On utilise alors les fonctions inserer et rechercher déjà programmées pour les listes, listes triées ou arbres selon.
Voici une implémentation rapide en Pascal :
type
Table_de_hachage=array [0..t-1] of
Liste_d_elements;
Var
Table:Table_de_hachage;
procedure insertion_table(e:Element);
begin
Table[hash(e.cle)]=insertion_liste(e,
Table[hash(e.cle)]);
end;
function recherche_table(c:Cle):Liste_d_element;
begin
return recherche_liste(c,table[hash(c)]);
end;
Exemple 5.1.3.3 hachage avec chaînage séparé (Pascal)
Dans ces méthodes, le choix de la taille T influe directement sur le nombre de collisions. Pour une plus grande efficacité, il suffit de sacrifier de la place mémoire en prenant un tableau plus grand.
Dans le cas où l’on peut estimer une borne supérieure au nombre d’objets à stocker et où la place n’est pas cruciale, voici une méthode facile à implanter : le « linear probing ».

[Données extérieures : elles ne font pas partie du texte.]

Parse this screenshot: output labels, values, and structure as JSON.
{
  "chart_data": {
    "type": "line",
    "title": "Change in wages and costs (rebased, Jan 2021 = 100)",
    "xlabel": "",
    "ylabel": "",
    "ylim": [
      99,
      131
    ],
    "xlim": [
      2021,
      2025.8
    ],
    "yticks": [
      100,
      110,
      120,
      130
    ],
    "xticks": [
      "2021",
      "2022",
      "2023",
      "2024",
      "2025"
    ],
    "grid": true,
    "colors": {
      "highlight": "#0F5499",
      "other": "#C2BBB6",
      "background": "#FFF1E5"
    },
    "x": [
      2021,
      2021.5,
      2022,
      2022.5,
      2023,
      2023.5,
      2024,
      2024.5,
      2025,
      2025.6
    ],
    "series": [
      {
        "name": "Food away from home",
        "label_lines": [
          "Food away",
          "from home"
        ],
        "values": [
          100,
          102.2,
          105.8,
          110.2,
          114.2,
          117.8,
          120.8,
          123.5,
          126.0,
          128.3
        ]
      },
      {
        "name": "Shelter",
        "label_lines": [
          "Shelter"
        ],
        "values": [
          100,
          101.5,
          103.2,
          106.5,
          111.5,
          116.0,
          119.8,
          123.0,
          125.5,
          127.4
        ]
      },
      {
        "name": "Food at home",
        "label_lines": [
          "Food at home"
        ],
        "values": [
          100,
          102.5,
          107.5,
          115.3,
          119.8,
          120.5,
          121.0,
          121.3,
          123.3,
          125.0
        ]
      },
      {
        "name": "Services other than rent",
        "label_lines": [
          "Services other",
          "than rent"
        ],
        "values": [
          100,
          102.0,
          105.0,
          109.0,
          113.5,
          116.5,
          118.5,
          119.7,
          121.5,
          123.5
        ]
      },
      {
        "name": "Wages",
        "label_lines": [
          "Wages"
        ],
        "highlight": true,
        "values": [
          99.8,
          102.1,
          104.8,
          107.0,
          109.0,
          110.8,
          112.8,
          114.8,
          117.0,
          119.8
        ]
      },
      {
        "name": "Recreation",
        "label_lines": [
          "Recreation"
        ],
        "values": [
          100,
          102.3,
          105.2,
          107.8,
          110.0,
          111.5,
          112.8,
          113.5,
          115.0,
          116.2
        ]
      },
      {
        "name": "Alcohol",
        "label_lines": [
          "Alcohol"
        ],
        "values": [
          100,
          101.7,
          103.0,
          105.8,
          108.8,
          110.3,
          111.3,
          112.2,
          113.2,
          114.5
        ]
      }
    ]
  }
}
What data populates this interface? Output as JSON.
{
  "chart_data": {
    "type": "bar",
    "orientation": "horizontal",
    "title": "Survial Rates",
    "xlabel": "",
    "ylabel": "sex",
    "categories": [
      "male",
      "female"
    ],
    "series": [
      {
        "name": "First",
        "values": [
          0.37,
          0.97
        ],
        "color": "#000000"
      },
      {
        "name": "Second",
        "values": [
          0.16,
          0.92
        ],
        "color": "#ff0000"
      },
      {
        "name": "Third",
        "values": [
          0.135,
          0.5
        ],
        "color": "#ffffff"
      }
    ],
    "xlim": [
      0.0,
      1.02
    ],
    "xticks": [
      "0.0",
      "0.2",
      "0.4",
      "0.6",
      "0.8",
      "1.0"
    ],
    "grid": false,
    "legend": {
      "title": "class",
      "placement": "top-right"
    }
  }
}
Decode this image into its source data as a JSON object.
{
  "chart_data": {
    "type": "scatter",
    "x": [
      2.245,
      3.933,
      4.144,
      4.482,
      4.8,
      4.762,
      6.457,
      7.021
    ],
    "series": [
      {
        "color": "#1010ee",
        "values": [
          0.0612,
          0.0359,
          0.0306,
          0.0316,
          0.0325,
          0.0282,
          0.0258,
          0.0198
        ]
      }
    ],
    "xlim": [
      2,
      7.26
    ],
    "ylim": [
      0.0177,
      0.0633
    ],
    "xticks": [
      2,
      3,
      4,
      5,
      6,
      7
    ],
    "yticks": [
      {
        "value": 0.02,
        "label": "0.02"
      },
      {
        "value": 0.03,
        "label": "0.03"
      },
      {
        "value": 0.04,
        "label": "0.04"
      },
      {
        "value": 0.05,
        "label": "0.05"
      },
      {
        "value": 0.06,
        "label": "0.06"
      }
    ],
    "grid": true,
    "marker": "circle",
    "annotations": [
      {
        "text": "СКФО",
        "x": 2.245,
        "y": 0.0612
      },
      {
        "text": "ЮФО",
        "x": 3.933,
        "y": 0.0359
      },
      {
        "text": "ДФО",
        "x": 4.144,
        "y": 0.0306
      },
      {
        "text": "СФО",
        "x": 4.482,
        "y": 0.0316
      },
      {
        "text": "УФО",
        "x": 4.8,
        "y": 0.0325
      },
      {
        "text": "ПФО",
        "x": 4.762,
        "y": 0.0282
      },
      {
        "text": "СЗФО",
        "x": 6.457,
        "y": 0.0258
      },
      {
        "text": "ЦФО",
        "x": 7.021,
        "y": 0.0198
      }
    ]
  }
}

Les inconvénients de cette méthode sont donc le gaspillage de la place (la table doit être remplie à 40% au maximum pour être efficace) et le manque de souplesse (si on dépasse cette taille, le programme devient de moins en moins efficace et ne fonctionne carrément pas en cas de dépassement de taille).
t_element table[T];
static t_element inoccupe=(t_element)0;
void insertion(t_element e) {
int i=hash(e->cle);
while(table[i]!=inoccupe) {
i=(i+1)%T;
}
table[i]=e;
}
t_element recherche(t_cle c) {
int i=hash(c);
while(table[i]!=innocupe &&
!equal(table[i]->cle,c)) {
i=(i+1)%T;
}
return table[i];
}
Exemple 5.1.3.4 linear probing (C)
Cette méthode présente aussi le désavantage de ne pas permettre facilement la suppression d’un élément de la table. En effet, lorsqu’une série de collisions a eu lieu autour d’un indice, il y a portion du tableau où toutes les cases contiguës sont occupées. Si on venait à en ôter une, il faudrait reconstruire toute la portion en question pour éviter à la table de perdre son intégrité.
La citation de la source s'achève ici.